Wednesday, May 5, 2010

Smothered

May 4th, 2010. I remember the big smiles on the faces of the girls who were handing out the blankets. Karen and I were both starving. I was mad at myself for not eating the hard candy that I had taken from my daughter earlier. Little Karen had stuck a piece of the candy on the back of the puppy's neck, and it was driving the poor pooch into a spinning, maniacal hissy-fit. Finally, when the dog jumped onto the bed and dribbled the sticky candy all over it , I had had enough. "Dammit-all! Get the dirty dog off the filthy bed!" I screamed. Before I could yell another word, the frightened dog lept off the bed and onto my back, sending me into even more of a screaming rage. Somehow, I was able to grab the candy from the pup's clenched teeth and simultaneously send him peeing across the bedroom floor. I wanted to eat the candy, but I threw it at the puppy, and stormed off to the garage for a pill instead. I knew traffic was going to be hellish because we had taken such a late departure; Karen and I rode to the Ravine in silence. The smiles were comforting, alright. And the blankets were free. I felt warmth inside and outside of my clothes.

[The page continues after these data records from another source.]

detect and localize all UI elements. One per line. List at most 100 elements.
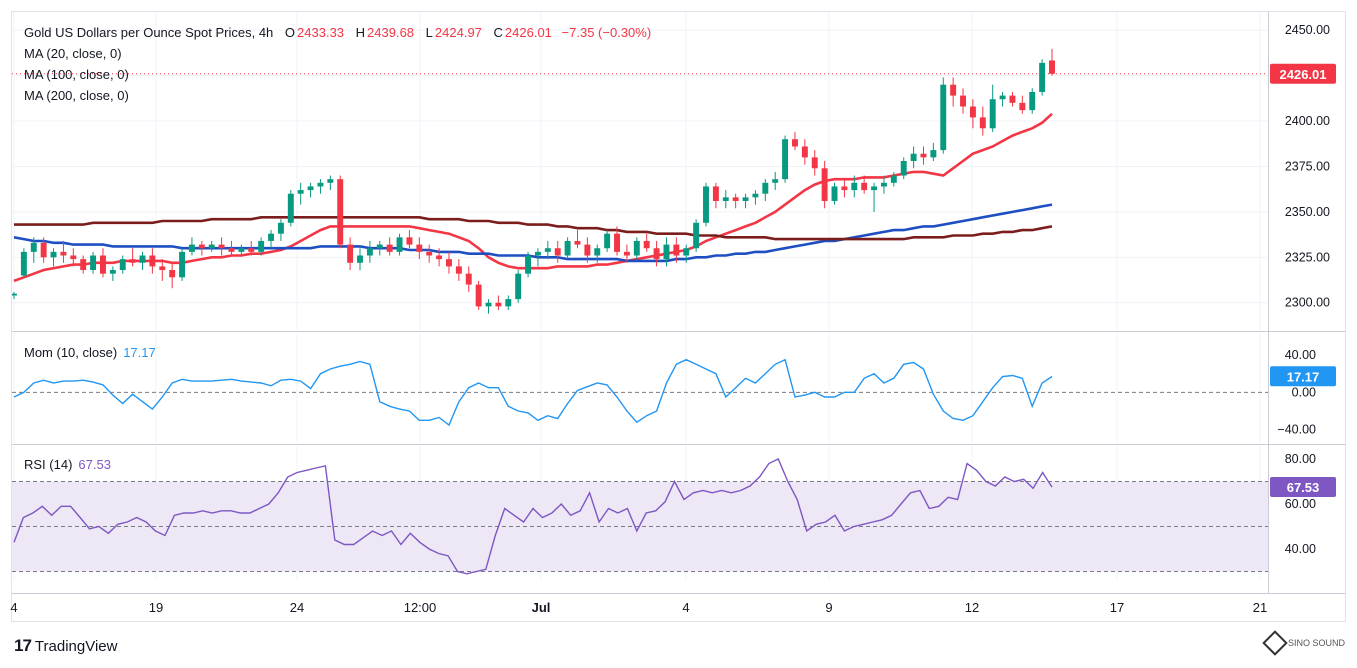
candle-body xyxy=(1039,62,1046,92)
candle-body xyxy=(821,168,828,201)
candle xyxy=(455,259,462,281)
candle-body xyxy=(495,302,502,307)
candle-body xyxy=(100,255,106,274)
candle-body xyxy=(347,244,354,263)
rsi-pane[interactable] xyxy=(12,458,1268,575)
brand-name: TradingView xyxy=(34,637,118,655)
rsi-legend[interactable]: RSI (14) 67.53 xyxy=(24,454,111,475)
candle-body xyxy=(762,182,769,194)
candle-body xyxy=(515,273,522,300)
candle xyxy=(544,240,551,260)
candle xyxy=(584,237,591,263)
candle-body xyxy=(623,251,630,256)
candle-body xyxy=(277,222,284,234)
rsi-line xyxy=(13,458,1053,575)
candle xyxy=(505,295,512,311)
tradingview-brand[interactable]: 17 TradingView xyxy=(14,636,117,656)
candle xyxy=(811,150,818,176)
candle xyxy=(109,266,116,281)
candle xyxy=(772,171,779,191)
ma100-line xyxy=(13,203,1053,263)
candle xyxy=(801,139,808,165)
low-label: L xyxy=(425,25,433,40)
candle xyxy=(297,182,304,205)
candle-body xyxy=(20,251,27,276)
momentum-tick-label: 0.00 xyxy=(1292,385,1316,399)
candle-body xyxy=(594,248,601,256)
candle-body xyxy=(969,106,976,118)
time-tick-label: 9 xyxy=(825,600,832,615)
rsi-value-tag: 67.53 xyxy=(1270,477,1336,498)
candle-body xyxy=(218,244,225,249)
ma200-legend[interactable]: MA (200, close, 0) xyxy=(24,88,129,103)
close-label: C xyxy=(493,25,503,40)
candle xyxy=(248,240,255,256)
candle-body xyxy=(258,240,265,252)
candle xyxy=(30,237,37,263)
candle-body xyxy=(455,266,462,274)
candle xyxy=(337,175,344,249)
candle-body xyxy=(683,248,690,256)
price-legend: Gold US Dollars per Ounce Spot Prices, 4… xyxy=(24,22,651,106)
candle xyxy=(594,244,601,263)
candle-body xyxy=(297,190,304,194)
candle xyxy=(208,240,215,252)
candle-body xyxy=(179,251,186,278)
ma20-legend[interactable]: MA (20, close, 0) xyxy=(24,46,122,61)
candle xyxy=(406,230,413,249)
candle-body xyxy=(90,255,97,271)
candle xyxy=(100,248,106,278)
candle-body xyxy=(228,248,235,252)
candle xyxy=(40,237,47,263)
candle-body xyxy=(406,237,413,245)
candle xyxy=(179,248,186,281)
candle-body xyxy=(80,259,87,271)
momentum-pane[interactable] xyxy=(12,358,1268,427)
price-tick-label: 2300.00 xyxy=(1285,296,1330,310)
price-pane[interactable] xyxy=(11,48,1268,314)
candle xyxy=(475,280,482,311)
candle xyxy=(653,240,660,267)
candle-body xyxy=(554,248,561,256)
candle xyxy=(169,262,176,289)
candle xyxy=(683,244,690,263)
watermark-text: SINO SOUND xyxy=(1287,638,1345,648)
candle-body xyxy=(732,197,739,201)
candle-body xyxy=(831,186,838,201)
candle-body xyxy=(811,157,818,169)
candle-body xyxy=(109,270,116,274)
candle xyxy=(703,182,709,227)
time-tick-label: Jul xyxy=(532,600,551,615)
candle-body xyxy=(950,84,957,96)
candle xyxy=(693,219,700,252)
candle xyxy=(268,230,274,249)
momentum-legend[interactable]: Mom (10, close) 17.17 xyxy=(24,342,156,363)
candle xyxy=(396,233,403,256)
candle-body xyxy=(129,259,136,263)
candle xyxy=(920,146,927,165)
candle-body xyxy=(1019,102,1026,111)
candle-body xyxy=(475,284,482,307)
candle-body xyxy=(188,244,195,252)
ma20-line xyxy=(13,112,1053,283)
candle-body xyxy=(198,244,205,249)
candle-body xyxy=(534,251,541,256)
candle xyxy=(940,77,947,154)
candle-body xyxy=(139,255,146,263)
price-tick-label: 2350.00 xyxy=(1285,205,1330,219)
rsi-tick-label: 40.00 xyxy=(1285,542,1316,556)
candle-body xyxy=(801,146,808,158)
candle-body xyxy=(208,244,215,249)
candle-body xyxy=(742,197,749,201)
candle xyxy=(604,230,611,252)
momentum-value-tag-text: 17.17 xyxy=(1287,369,1320,384)
candle xyxy=(465,266,472,292)
candle-body xyxy=(396,237,403,252)
candle xyxy=(90,251,97,274)
candle-body xyxy=(752,193,759,198)
candle-body xyxy=(426,251,433,256)
ma100-legend[interactable]: MA (100, close, 0) xyxy=(24,67,129,82)
candle xyxy=(831,182,838,205)
candle xyxy=(890,171,897,187)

    But, by the time we had managed to muster-up some dried beef, fresh dish water, set up our bunker, and settle in for the battle, the Darger's baby-faced, boy commander was being eviscerated by the blitzkrieg attack of Milwaukee's best and bravest. The enemy guns absolutely bombarded No.22 with a multifaceted attack, knocking him from the battle, and off his little pony. The Darger hardliners fought hard to battle back from such a resounding pounding, but in the end, all sights should be readjusted on No.22's caliber.
L is for "There's NO such thing as a FREE Blanket.